Some Shopping Habits Expected to Change After COVID-19

Consumers will be more price-sensitive and will seek functional foods.

February 02, 2021

ALEXANDRIA, Va.—Shopping trends developed during the pandemic, such as premiumization and a shift toward larger package sizes, is expected to ease in 2021 as consumption moves away from home, according to

Demand for CPG products will continue to be “unprecedented” through 2021, but 65% of categories will see sales declines as they lap 2020's explosive growth, reports IRI, the market research firm.

As consumers find more items regularly in-stock, their price sensitivity will increase, driving them toward value and private-label brands and "right-sizing" packages, IRI expects. But look for premiumization, indulgence, taste exploration, health and wellness and sustainability to continue driving sales in some categories.

IRI anticipates that manufacturers will need to gear up as vaccine distribution accelerates and consumers return to many of their pre-pandemic habits. The IRI report highlighted several themes that defined 2020, including the triple-digit growth in e-commerce; a double-digit increase in frozen products and alcoholic beverages; premiumization across multiple categories, and significant growth in sustainability claims, including plant-based ingredients and recycled packaging.

After spending most of 2020 working to stay healthy, many consumers have discovered the benefits of functional foods.

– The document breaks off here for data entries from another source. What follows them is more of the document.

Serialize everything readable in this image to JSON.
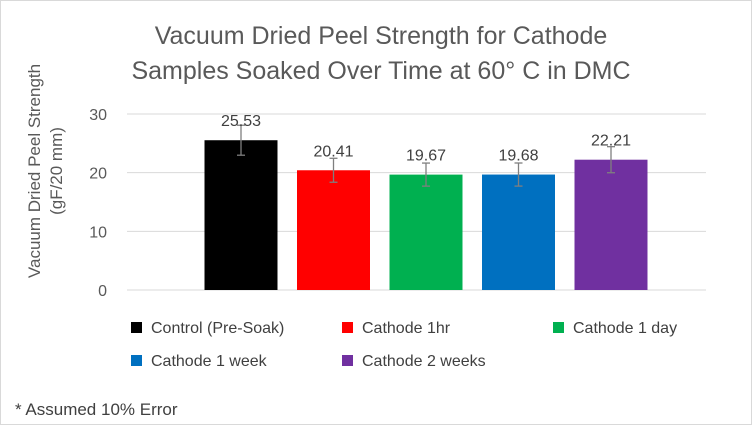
{
  "chart_data": {
    "type": "bar",
    "title_lines": [
      "Vacuum Dried Peel Strength for Cathode",
      "Samples Soaked Over Time at 60° C in DMC"
    ],
    "ylabel_lines": [
      "Vacuum Dried Peel Strength",
      "(gF/20 mm)"
    ],
    "xlabel": "",
    "ylim": [
      0,
      30
    ],
    "yticks": [
      0,
      10,
      20,
      30
    ],
    "grid": true,
    "legend_position": "bottom",
    "categories": [
      "Control (Pre-Soak)",
      "Cathode 1hr",
      "Cathode 1 day",
      "Cathode 1 week",
      "Cathode 2 weeks"
    ],
    "values": [
      25.53,
      20.41,
      19.67,
      19.68,
      22.21
    ],
    "labels": [
      "25.53",
      "20.41",
      "19.67",
      "19.68",
      "22.21"
    ],
    "error_fraction": 0.1,
    "colors": [
      "#000000",
      "#ff0000",
      "#00b050",
      "#0070c0",
      "#7030a0"
    ],
    "footnote": "* Assumed 10% Error"
  },
  "colors": {
    "gridline": "#d9d9d9",
    "error_bar": "#7f7f7f"
  }
}
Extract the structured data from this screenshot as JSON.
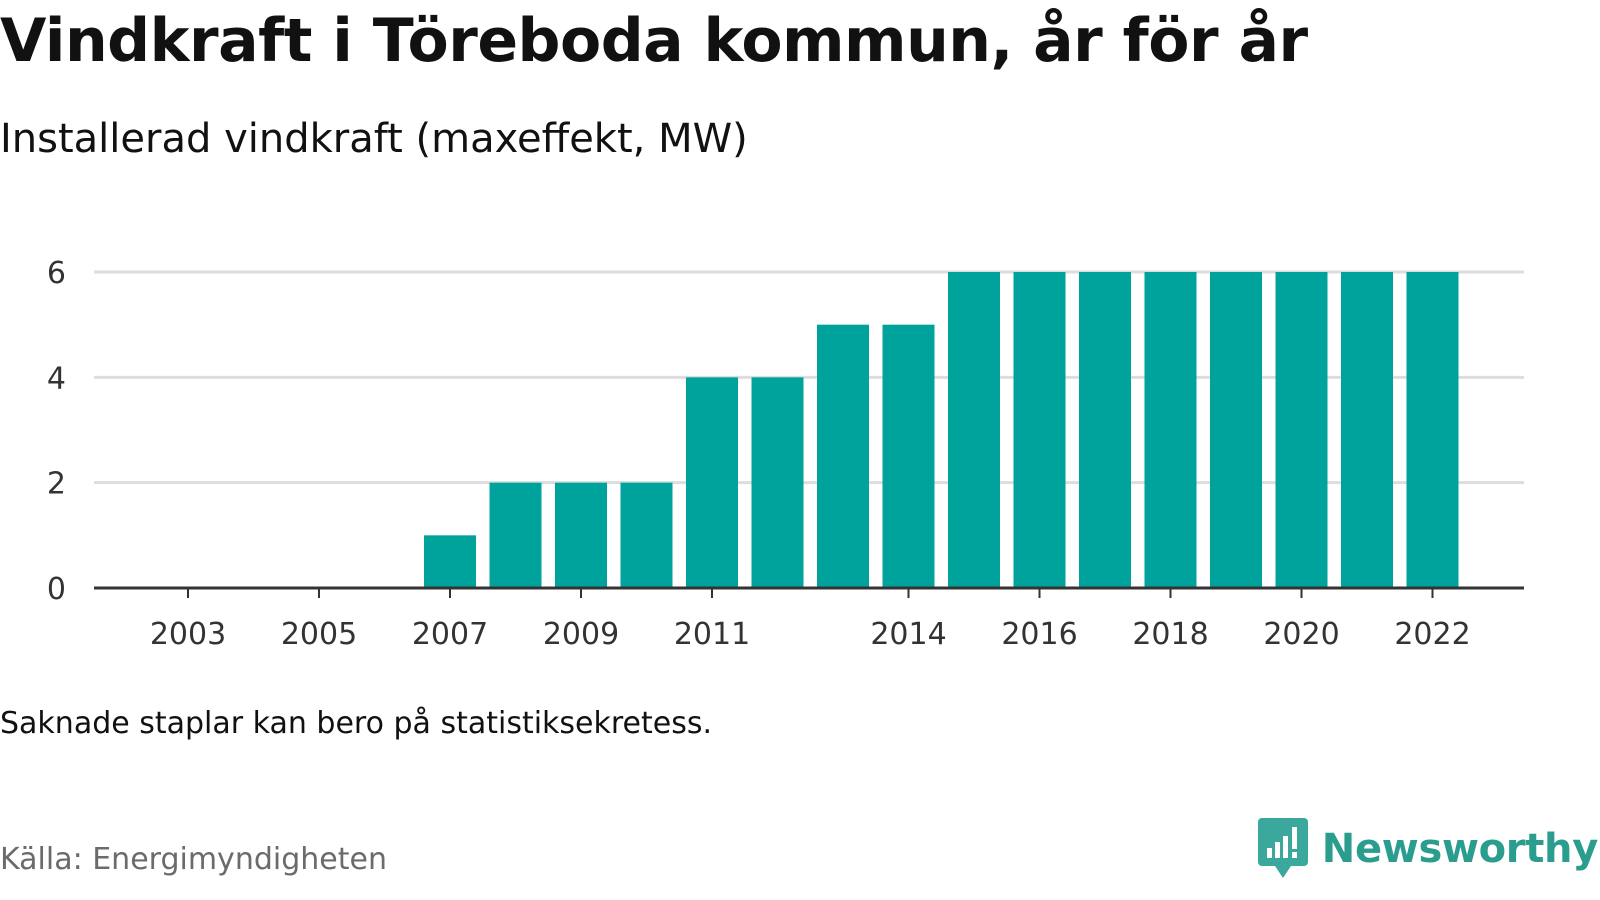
{
  "header": {
    "title": "Vindkraft i Töreboda kommun, år för år",
    "subtitle": "Installerad vindkraft (maxeffekt, MW)"
  },
  "footer": {
    "note": "Saknade staplar kan bero på statistiksekretess.",
    "source": "Källa: Energimyndigheten",
    "brand": "Newsworthy"
  },
  "colors": {
    "bar": "#00a39b",
    "grid": "#dddddd",
    "axis": "#333333",
    "brand": "#2a9d8f"
  },
  "chart_data": {
    "type": "bar",
    "categories": [
      "2003",
      "2004",
      "2005",
      "2006",
      "2007",
      "2008",
      "2009",
      "2010",
      "2011",
      "2012",
      "2013",
      "2014",
      "2015",
      "2016",
      "2017",
      "2018",
      "2019",
      "2020",
      "2021",
      "2022"
    ],
    "values": [
      0,
      0,
      0,
      0,
      1,
      2,
      2,
      2,
      4,
      4,
      5,
      5,
      6,
      6,
      6,
      6,
      6,
      6,
      6,
      6
    ],
    "x_tick_labels": [
      "2003",
      "2005",
      "2007",
      "2009",
      "2011",
      "2014",
      "2016",
      "2018",
      "2020",
      "2022"
    ],
    "y_ticks": [
      0,
      2,
      4,
      6
    ],
    "ylim": [
      0,
      6
    ],
    "grid": true,
    "legend": "none"
  }
}
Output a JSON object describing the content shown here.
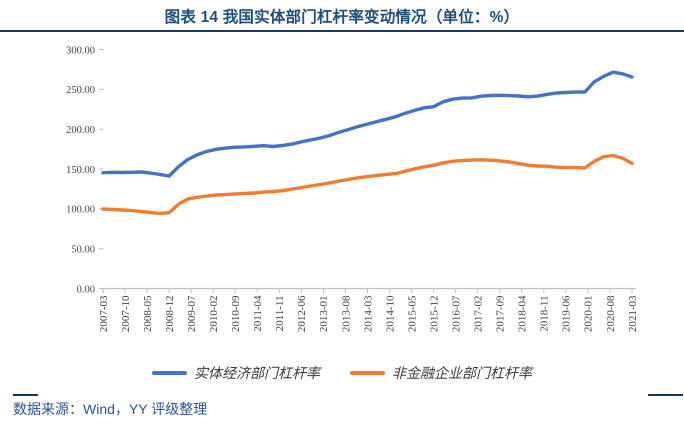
{
  "header": {
    "title": "图表 14 我国实体部门杠杆率变动情况（单位：%）"
  },
  "footer": {
    "source": "数据来源：Wind，YY 评级整理"
  },
  "colors": {
    "title": "#1F4E79",
    "rule": "#17375E",
    "source_text": "#2E5395",
    "axis": "#BFBFBF",
    "tick_label": "#444444",
    "series_blue": "#4472C4",
    "series_orange": "#ED7D31"
  },
  "chart_data": {
    "type": "line",
    "title": "图表 14 我国实体部门杠杆率变动情况（单位：%）",
    "xlabel": "",
    "ylabel": "",
    "ylim": [
      0,
      300
    ],
    "y_ticks": [
      0,
      50,
      100,
      150,
      200,
      250,
      300
    ],
    "y_tick_decimals": 2,
    "grid": false,
    "legend_position": "bottom",
    "x": [
      "2007-03",
      "2007-06",
      "2007-09",
      "2007-12",
      "2008-03",
      "2008-06",
      "2008-09",
      "2008-12",
      "2009-03",
      "2009-06",
      "2009-09",
      "2009-12",
      "2010-03",
      "2010-06",
      "2010-09",
      "2010-12",
      "2011-03",
      "2011-06",
      "2011-09",
      "2011-12",
      "2012-03",
      "2012-06",
      "2012-09",
      "2012-12",
      "2013-03",
      "2013-06",
      "2013-09",
      "2013-12",
      "2014-03",
      "2014-06",
      "2014-09",
      "2014-12",
      "2015-03",
      "2015-06",
      "2015-09",
      "2015-12",
      "2016-03",
      "2016-06",
      "2016-09",
      "2016-12",
      "2017-03",
      "2017-06",
      "2017-09",
      "2017-12",
      "2018-03",
      "2018-06",
      "2018-09",
      "2018-12",
      "2019-03",
      "2019-06",
      "2019-09",
      "2019-12",
      "2020-03",
      "2020-06",
      "2020-09",
      "2020-12",
      "2021-03"
    ],
    "x_tick_labels": [
      "2007-03",
      "2007-10",
      "2008-05",
      "2008-12",
      "2009-07",
      "2010-02",
      "2010-09",
      "2011-04",
      "2011-11",
      "2012-06",
      "2013-01",
      "2013-08",
      "2014-03",
      "2014-10",
      "2015-05",
      "2015-12",
      "2016-07",
      "2017-02",
      "2017-09",
      "2018-04",
      "2018-11",
      "2019-06",
      "2020-01",
      "2020-08",
      "2021-03"
    ],
    "series": [
      {
        "name": "实体经济部门杠杆率",
        "color": "#4472C4",
        "values": [
          145.4,
          145.8,
          145.6,
          145.9,
          146.2,
          145.0,
          143.2,
          141.2,
          153.0,
          162.0,
          168.0,
          172.2,
          174.7,
          176.2,
          177.4,
          177.8,
          178.5,
          179.3,
          178.3,
          179.5,
          181.2,
          184.2,
          186.5,
          188.9,
          192.0,
          196.2,
          199.6,
          203.3,
          206.4,
          209.5,
          212.5,
          215.7,
          220.0,
          223.5,
          226.8,
          228.2,
          234.4,
          237.6,
          239.0,
          239.3,
          241.4,
          242.3,
          242.5,
          242.1,
          241.6,
          240.6,
          241.5,
          243.7,
          245.4,
          246.0,
          246.6,
          246.5,
          259.3,
          266.4,
          271.5,
          269.5,
          265.5
        ]
      },
      {
        "name": "非金融企业部门杠杆率",
        "color": "#ED7D31",
        "values": [
          99.8,
          99.2,
          98.5,
          97.8,
          96.8,
          95.4,
          94.3,
          95.2,
          106.0,
          112.5,
          114.5,
          116.1,
          117.4,
          117.9,
          118.7,
          119.3,
          119.9,
          121.0,
          121.8,
          122.7,
          124.6,
          126.7,
          128.7,
          130.6,
          132.6,
          134.9,
          137.0,
          138.9,
          140.5,
          141.8,
          143.2,
          144.2,
          147.2,
          150.2,
          152.8,
          154.6,
          157.6,
          159.7,
          160.6,
          161.2,
          161.6,
          161.0,
          160.2,
          158.9,
          156.8,
          154.8,
          153.8,
          153.5,
          152.3,
          151.8,
          152.0,
          151.2,
          159.5,
          165.5,
          167.0,
          163.5,
          157.0
        ]
      }
    ]
  }
}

In April, the International Food Information Council's annual survey found that one in five consumers said they were making healthier choices than usual because of the pandemic. 

But going into 2021, 28% of consumers said they’re worried about being able to afford enough food, according to results of a separate IFIC survey released in December. With consumers pinching pennies, IRI sees value products and private label as an emerging pocket of growth. This focus on finances also may have some unexpected benefits for categories such as frozen products, which are traditionally seen as an economical choice to save both time and money. In 2020, sales of frozen seafood and fruit saw double-digit gains, according to IRI, and that upward growth trend could continue into 2021. 

The pandemic spurred many U.S. consumers to cook more in their own kitchens, giving fresh foods an 11% sales boost and meat a 35% lift in 2020, according to IRI. Younger generations drove sales growth in baking and comfort items. Even though many consumers are tiring of cooking at home, a survey by Hunter found that 71% say they will continue cooking following the pandemic.